Another Halloween memory. I recall my diaconate ordination on October 31, 1987. It took place in the early evening at Our Lady of Lourdes Church on Sherbourne St in Toronto. After the Mass we all walked to Regis College, just west of Yonge St, for the reception. That meant crossing Yonge St. Many of us were dressed in clerical attire. I’m sure that many of the Halloween revelers assumed we were just another group of trick or treaters dressed up for the evening.

There are some Christians who question whether we should celebrate a day that has become so secularized. But the Church has been celebrating Halloween for centuries. The real meaning of Halloween is All Hallows’ Eve or All Saints’ Eve. We are using humour and ridicule to confront the power of death. We are about to enter into a month of remembering: the faithful departed, saints, martyrs, and veterans of wars.

On Halloween, we are basically telling death that it has no lasting power over us. We just need to find ways to reclaim Halloween from our secular culture. There are creative Christian groups that have devised alternative celebrations for this day. For instance, some people throw an All Saints’ Party. Instead of costumes of ghouls, the participants come dressed as saints. Who would you dress as?

Philip Shano, SJ has many years of rich and varied experience working with Ignatian spirituality: teaching, writing and using it in his ministry. He resides in the Jesuit community in Pickering, Ontario.

  • Richard Grover
    Posted at 08:16h, 31 October Reply

    When I was a kid we would all yell out “Halloween Apples!”Only American kids would yell “Trick or treat”. And we really did get a lot of apples. Then some crazy put a thin razor blade in an apple(or so we were told) and so the shift began to chocolate and candies. Dentists must have loved this change. Actually I can remember a dentist’s home giving out tooth brushes…so they weren’t all evil dentists 🙂 Richard

  • John Montague
    Posted at 08:28h, 31 October Reply

    John Veltri s.j. funeral took place on this day in 2008. Requiesce in pace.

    • Vicky Chen
      Posted at 16:23h, 31 October Reply

      Yes, he passed away on Oct 27 2008. RIP

  • Catherine von Zuben
    Posted at 09:47h, 31 October Reply

    Thanks for this recall of your Hallowe’en.
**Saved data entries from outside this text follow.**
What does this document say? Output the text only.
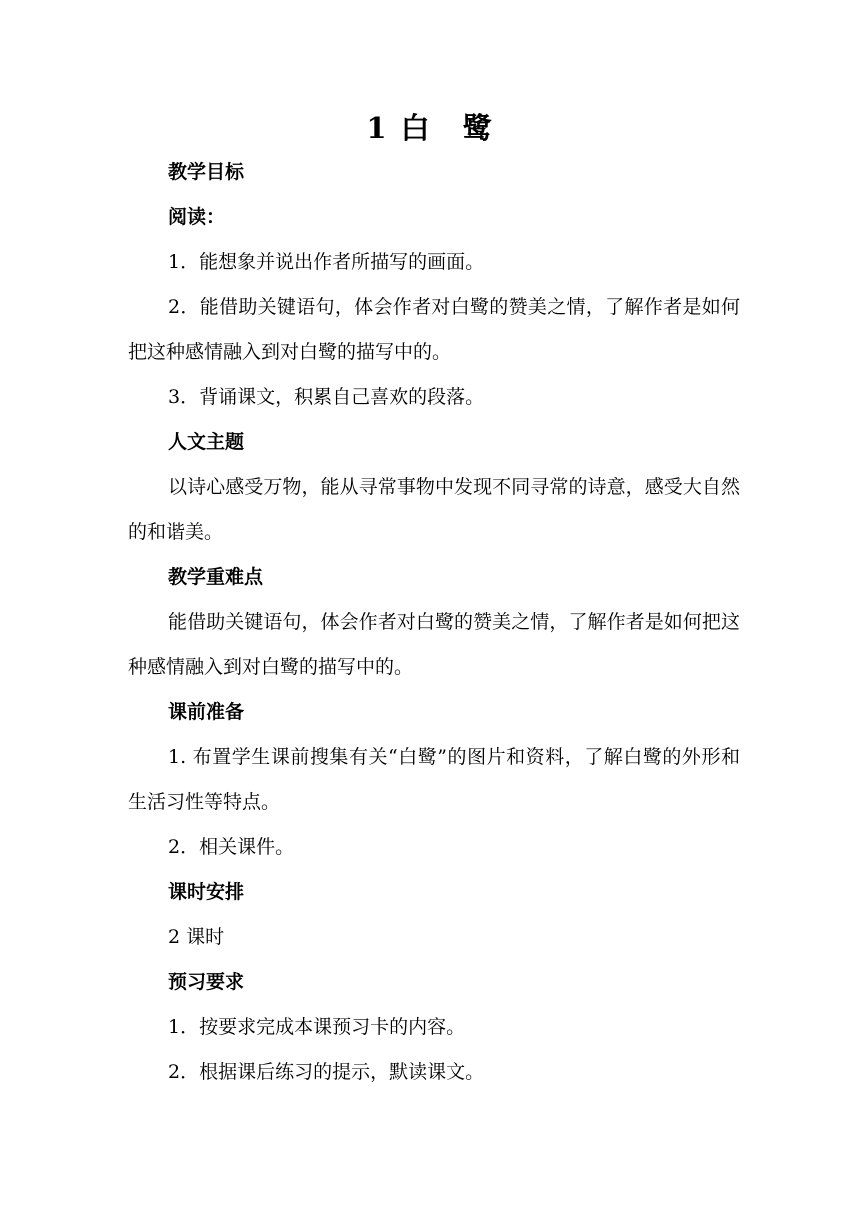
1 白　鹭

教学目标

阅读：

1．能想象并说出作者所描写的画面。

2．能借助关键语句，体会作者对白鹭的赞美之情，了解作者是如何把这种感情融入到对白鹭的描写中的。

3．背诵课文，积累自己喜欢的段落。

人文主题

以诗心感受万物，能从寻常事物中发现不同寻常的诗意，感受大自然的和谐美。

教学重难点

能借助关键语句，体会作者对白鹭的赞美之情，了解作者是如何把这种感情融入到对白鹭的描写中的。

课前准备

1. 布置学生课前搜集有关“白鹭”的图片和资料，了解白鹭的外形和生活习性等特点。

2．相关课件。

课时安排

2 课时

预习要求

1．按要求完成本课预习卡的内容。

2．根据课后练习的提示，默读课文。
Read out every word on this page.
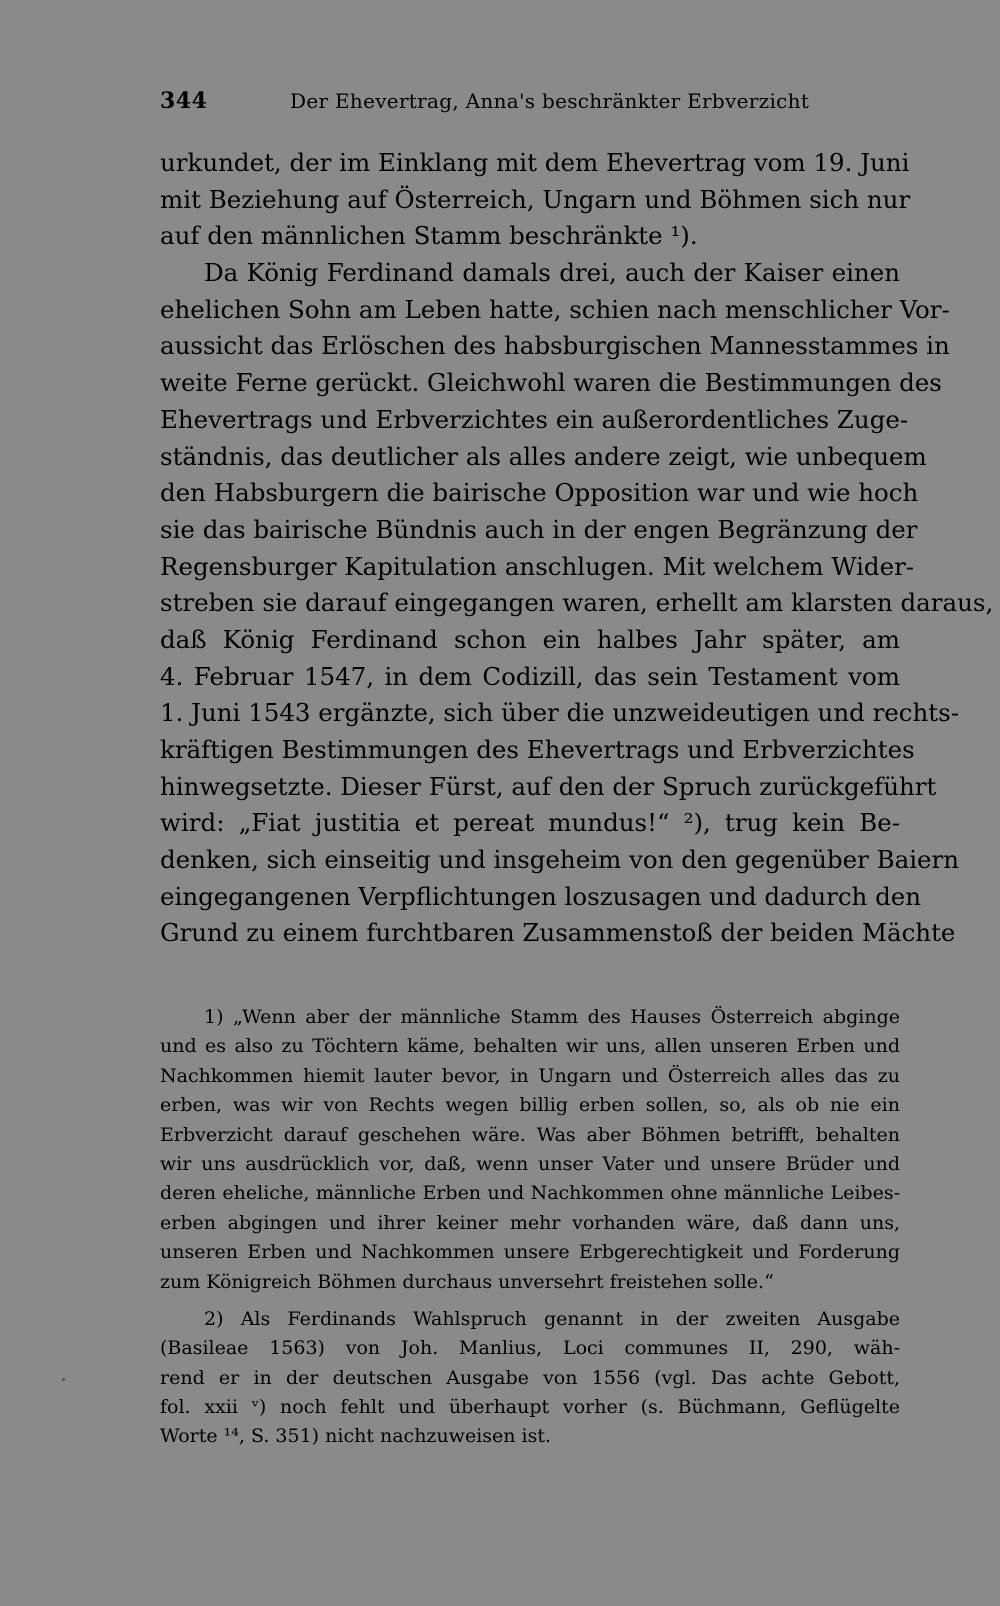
344	Der Ehevertrag, Anna's beschränkter Erbverzicht
urkundet, der im Einklang mit dem Ehevertrag vom 19. Juni
mit Beziehung auf Österreich, Ungarn und Böhmen sich nur
auf den männlichen Stamm beschränkte ¹).
Da König Ferdinand damals drei, auch der Kaiser einen
ehelichen Sohn am Leben hatte, schien nach menschlicher Vor-
aussicht das Erlöschen des habsburgischen Mannesstammes in
weite Ferne gerückt. Gleichwohl waren die Bestimmungen des
Ehevertrags und Erbverzichtes ein außerordentliches Zuge-
ständnis, das deutlicher als alles andere zeigt, wie unbequem
den Habsburgern die bairische Opposition war und wie hoch
sie das bairische Bündnis auch in der engen Begränzung der
Regensburger Kapitulation anschlugen. Mit welchem Wider-
streben sie darauf eingegangen waren, erhellt am klarsten daraus,
daß König Ferdinand schon ein halbes Jahr später, am
4. Februar 1547, in dem Codizill, das sein Testament vom
1. Juni 1543 ergänzte, sich über die unzweideutigen und rechts-
kräftigen Bestimmungen des Ehevertrags und Erbverzichtes
hinwegsetzte. Dieser Fürst, auf den der Spruch zurückgeführt
wird: „Fiat justitia et pereat mundus!“ ²), trug kein Be-
denken, sich einseitig und insgeheim von den gegenüber Baiern
eingegangenen Verpflichtungen loszusagen und dadurch den
Grund zu einem furchtbaren Zusammenstoß der beiden Mächte
1) „Wenn aber der männliche Stamm des Hauses Österreich abginge
und es also zu Töchtern käme, behalten wir uns, allen unseren Erben und
Nachkommen hiemit lauter bevor, in Ungarn und Österreich alles das zu
erben, was wir von Rechts wegen billig erben sollen, so, als ob nie ein
Erbverzicht darauf geschehen wäre. Was aber Böhmen betrifft, behalten
wir uns ausdrücklich vor, daß, wenn unser Vater und unsere Brüder und
deren eheliche, männliche Erben und Nachkommen ohne männliche Leibes-
erben abgingen und ihrer keiner mehr vorhanden wäre, daß dann uns,
unseren Erben und Nachkommen unsere Erbgerechtigkeit und Forderung
zum Königreich Böhmen durchaus unversehrt freistehen solle.“
2) Als Ferdinands Wahlspruch genannt in der zweiten Ausgabe
(Basileae 1563) von Joh. Manlius, Loci communes II, 290, wäh-
rend er in der deutschen Ausgabe von 1556 (vgl. Das achte Gebott,
fol. xxii ᵛ) noch fehlt und überhaupt vorher (s. Büchmann, Geflügelte
Worte ¹⁴, S. 351) nicht nachzuweisen ist.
We loved the fact that there was no school the next day for the Catholics – Nov.1st the feast of All Saints. My siblings and I would congregate in the living room with our pillow cases of treats; set them all out in front of us; and trade for our favourites. Taffy apples were our most valued possession. As we grew older we were allowed to go on the street car with our older sister downtown to ride on the magic stairs – the escalators in Eatons and Simpsons. Those were very happy days indeed!

  • Connie SHAW
    Posted at 21:59h, 01 November Reply

    In High School, I attended a boarding school run by the Sisters. We celebrated Hallowe’en with a party. We were expected to dress as a saint and tell a little of the a saint’s story. We had no costumes. So we scrounged what we could. Certainly there were a lot of sheets and blankets pinned together along with cardboard props.
    Crazy costumes but great learning.